La digitalizzazione è un tassello fondamentale per migliorare il Servizio Sanitario Nazionale e renderlo più sostenibile. In questo contesto, l’obiettivo di implementare, per ogni assistito, la Cartella Clinica Elettronica ed il Fascicolo Sanitario Elettronico è un passo necessario, che eviterebbe la ripetizione inutile degli esami, la prescrizione di esami più appropriati e favorirebbe la rapidità e completezza delle informazioni a disposizione di strutture sanitarie, medici, operatori sanitari e pazienti. Tuttavia è una transizione che fatica a prendere piede.
Gli ostacoli sono molti e di varia natura: prima di tutto culturali, c’è ancora una certa resistenza all’adozione di strumenti digitali in sanità, poi c’è l’aspetto organizzativo che richiede per forza di cose un adattamento, infine c’è un ostacolo tecnologico, perché le competenze digitali sono ancora scarse.
Tuti questi fattori hanno contribuito a frenare la piena adozione di FSE e CCE.
Il 2018 si è appena concluso ma, ancora una volta, una delle scadenze più importanti per la digitalizzazione della Sanità è stata mancata. Infatti sembra davvero lunga la strada verso la piena adozione del Fascicolo Sanitario Elettronico. Secondo il sito di AgiD che monitora lo stato di attuazione del FSE, Sicilia, Calabria, Campania e la Provincia Autonoma di Bolzano non lo hanno ancora adottato, senza contare che anche nelle Regioni italiane più virtuose l’uso da parte di medici, aziende sanitarie e cittadini, la situazione è a macchia di leopardo.
Ecco i dati principali:
Dunque si conferma un’adozione del Fascicolo Sanitario Elettronico a macchia di leopardo e più formale che concreta, nonostante gli investimenti. Secondo Mariano Corso e Chiara Sgarbossa dell’Osservatorio Innovazione Digitale in Sanità del Politecnico di Milano in un recente articolo uscito su Agenda Digitale (“Sanità digitale: il 2018 ci ha deluso, ma ecco i buoni segnali per il 2019”) anche nelle Regioni che hanno attivato il FSE, la diffusione tra cittadini e operatori sanitari è ancora scarsa. Questo fatto, unito agli scarsi investimenti sul tema, potrebbe ostacolare ulteriormente la digitalizzazione della Sanità.
Se il FSE è ancora indietro, anche la Cartella Clinica Elettronica soffre dello stesso problema.
Mauro Moruzzi, Presidente Comitato Scientifico CUP 2000 scpa, Responsabile Scientifico Assinter Academy, nel suo articolo uscito su Agenda Digitale “Dematerializzazione in Sanità e Cartella clinica elettronica, questi i passi necessari” solleva un punto: bisogna completare al più presto il processo di dematerializzazione dei flussi di informazione di ospedali e ambulatori.
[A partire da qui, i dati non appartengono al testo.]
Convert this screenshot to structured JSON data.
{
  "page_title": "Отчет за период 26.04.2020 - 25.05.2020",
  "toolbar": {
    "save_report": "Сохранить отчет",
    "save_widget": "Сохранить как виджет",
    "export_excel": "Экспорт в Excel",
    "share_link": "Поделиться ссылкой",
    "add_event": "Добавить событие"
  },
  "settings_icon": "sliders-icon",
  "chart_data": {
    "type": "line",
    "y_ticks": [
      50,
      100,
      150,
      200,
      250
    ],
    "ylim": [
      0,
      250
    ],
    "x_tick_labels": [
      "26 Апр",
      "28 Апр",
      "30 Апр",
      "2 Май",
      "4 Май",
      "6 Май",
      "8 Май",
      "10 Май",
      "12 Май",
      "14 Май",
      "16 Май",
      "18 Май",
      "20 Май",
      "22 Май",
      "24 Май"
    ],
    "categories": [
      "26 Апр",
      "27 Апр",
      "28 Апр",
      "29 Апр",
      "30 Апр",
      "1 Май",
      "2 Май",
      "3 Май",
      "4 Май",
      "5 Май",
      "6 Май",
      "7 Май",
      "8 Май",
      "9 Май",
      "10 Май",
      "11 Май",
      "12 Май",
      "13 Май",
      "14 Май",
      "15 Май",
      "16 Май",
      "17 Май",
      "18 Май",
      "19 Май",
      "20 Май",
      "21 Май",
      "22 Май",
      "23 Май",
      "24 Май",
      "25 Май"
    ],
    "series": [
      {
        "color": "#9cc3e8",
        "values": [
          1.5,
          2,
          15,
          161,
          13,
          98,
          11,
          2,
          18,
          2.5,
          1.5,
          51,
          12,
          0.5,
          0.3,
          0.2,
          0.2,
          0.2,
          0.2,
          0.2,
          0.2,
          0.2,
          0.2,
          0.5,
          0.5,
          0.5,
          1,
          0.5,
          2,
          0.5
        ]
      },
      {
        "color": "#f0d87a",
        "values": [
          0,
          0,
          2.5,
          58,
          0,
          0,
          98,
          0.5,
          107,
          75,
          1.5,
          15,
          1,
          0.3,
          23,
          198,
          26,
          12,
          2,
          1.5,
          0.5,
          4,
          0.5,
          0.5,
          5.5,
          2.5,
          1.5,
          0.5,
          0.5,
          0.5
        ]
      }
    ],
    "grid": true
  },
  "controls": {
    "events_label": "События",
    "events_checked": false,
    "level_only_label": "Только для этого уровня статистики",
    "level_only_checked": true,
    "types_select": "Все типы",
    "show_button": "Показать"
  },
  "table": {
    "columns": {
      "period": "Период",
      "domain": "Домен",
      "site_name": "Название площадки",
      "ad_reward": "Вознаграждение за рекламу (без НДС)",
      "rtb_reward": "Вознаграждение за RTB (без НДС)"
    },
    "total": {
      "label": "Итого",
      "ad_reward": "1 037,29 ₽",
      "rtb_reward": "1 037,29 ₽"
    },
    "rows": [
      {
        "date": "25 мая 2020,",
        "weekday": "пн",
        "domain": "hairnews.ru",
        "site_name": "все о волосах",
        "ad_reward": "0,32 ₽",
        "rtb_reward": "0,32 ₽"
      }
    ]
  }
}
Un obiettivo, osserva Moruzzi, che per essere raggiunto richiede uno sforzo culturale: bisogna abbandonare l’idea che la CCE sia solo una versione dematerializzata della classica cartella clinica di carta, perché sono due cose diverse. La Cartella Clinica Elettronica, o Electronic Patient Record, non è un semplice “documento” ma un nodo della Sanità Digitale, perché le informazioni raccolte qui, a livello della singola struttura sanitaria, sommate fra loro, diventerebbero il Dossier Sanitario del paziente.
Tutte le informazioni quindi potrebbero confluire nel FSE.
Nel caso del FSE, oltre alle resistenze culturali e organizzative, c’è un problema di comunicazione.
Lo dimostrano i dati raccolti da AgiD: se i cittadini e gli operatori sanitari non sanno che esiste il Fascicolo Sanitario Elettronico, non capiscono come funziona né come attivarlo, è molto difficile che lo adottino. Investire in comunicazione, quindi, è senza dubbio uno dei primi passi per sensibilizzare le persone sul tema.
Rispetto alla CCE, se è vero che molte strutture sanitarie l’hanno adottata grazie all’uso di un software gestionale medico e la reputano indispensabile, questo strumento viene ancora confuso con il documento creato con un sistema informatico ma gestito con un processo tradizionale e non totalmente digitale. Anche in questo senso bisogna fare ancora molto sul fronte delle informazioni, della formazione ICT del personale sanitario e delle nuove figure professionali che affiancheranno medici ed operatori sanitari nei prossimi anni.